Since then, the rapper and producer has always found a way to generate some sort of noise around him keeping him relevant through the years. The number of times Ye has made headlines is countless, and often, not for his music. This time is different though. Behind the smokescreen of arguments with Pete Davidson on Instagram, Ye is still about his business. 

Over the weekend, it has been reported that the brain behind 808s & Heartbreak turned down a $100M deal with Apple Music for an exclusive release of Donda’s follow up. Is it a bold move? Yes. Is it’s a bad idea? Maybe not. 

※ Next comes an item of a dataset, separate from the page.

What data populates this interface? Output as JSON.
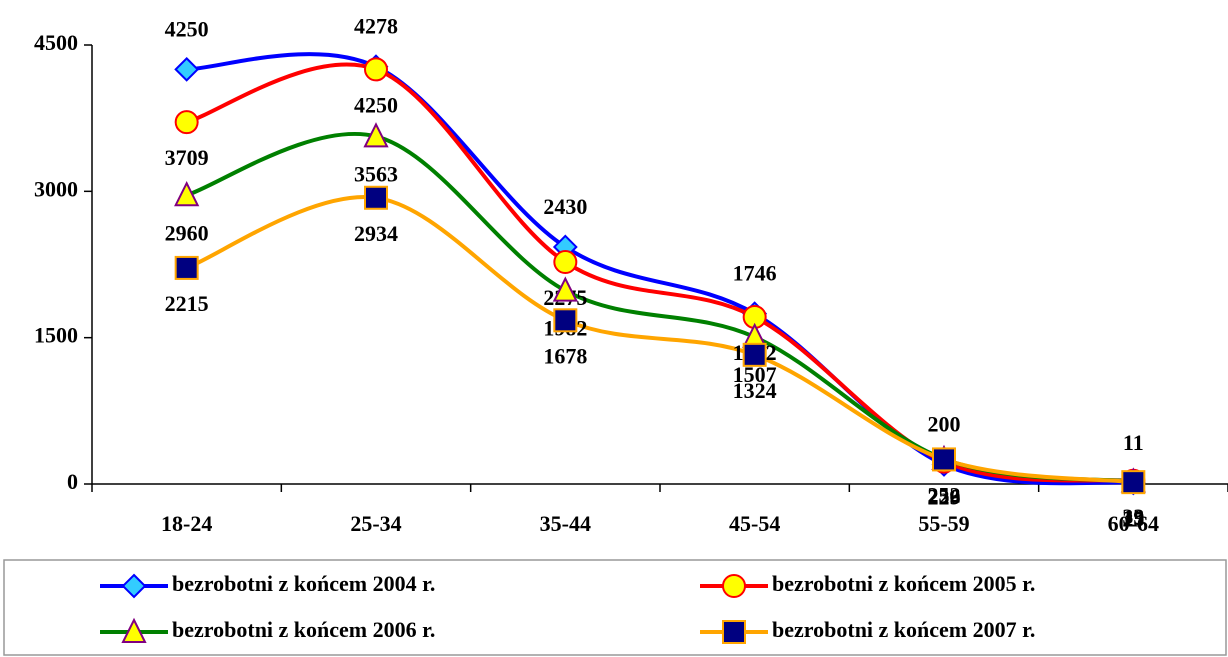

As things are set to roll out, Donda 2 is about to be released tomorrow on Stem Player, Kanye’s own sonic platform and device. The tiny speaker allows users to tailor their own experience with music by allowing them to play with any given song’s beat, bass and/or instrumental. Retailing at around $200, fans of the contested genius might have to end up paying a hefty price to be able to listen to Ye’s latest musical statement. And some are not happy about it. 

However, by distributing his own bundle of songs, Kanye is hammering the industry with a new understanding of ownership and marketing as, according to the man himself, “artists get just 12% of the money the industry makes” and that it is “time to free music from this oppressive system”. 

Although yes, it is true that Kanye has made a few uninhabited statements in the past, this one might not be that silly after all. By dictating Donda 2’s terms and conditions of release, the controversial crooner will be keeping a stronger and firmer hand over his own productions as well as his community’s listening habits, which, in the long run, will be worth more than the ten figures written on the check right now. And, numbers don’t lie, the product reached an estimated seven figures in sales before its official launch. 

Drifting away from the software experience that has become our main means of consuming music, Kanye’s alternative might, like many other things he’s undertaken in the past, become standard.

Although privileged to even be able to consider this option as a reliable one to begin with, these efforts could mark a real shift in the way music is possessed and shared. However, one issue may still subsist: reach. 

Kanye setting out to make music more accessible, while paying artists their appropriate royalties, is great in theory. But in practice, this might push fans and streamers even further away from a system they’re already miffed about. To be able to adhere to this new streaming scheme, you’ll need to be able to afford it first. Because $200 isn’t your usual $9.99 monthly Spotify subscription. Spending that much on a device that only hosts one major release isn’t necessarily the best idea.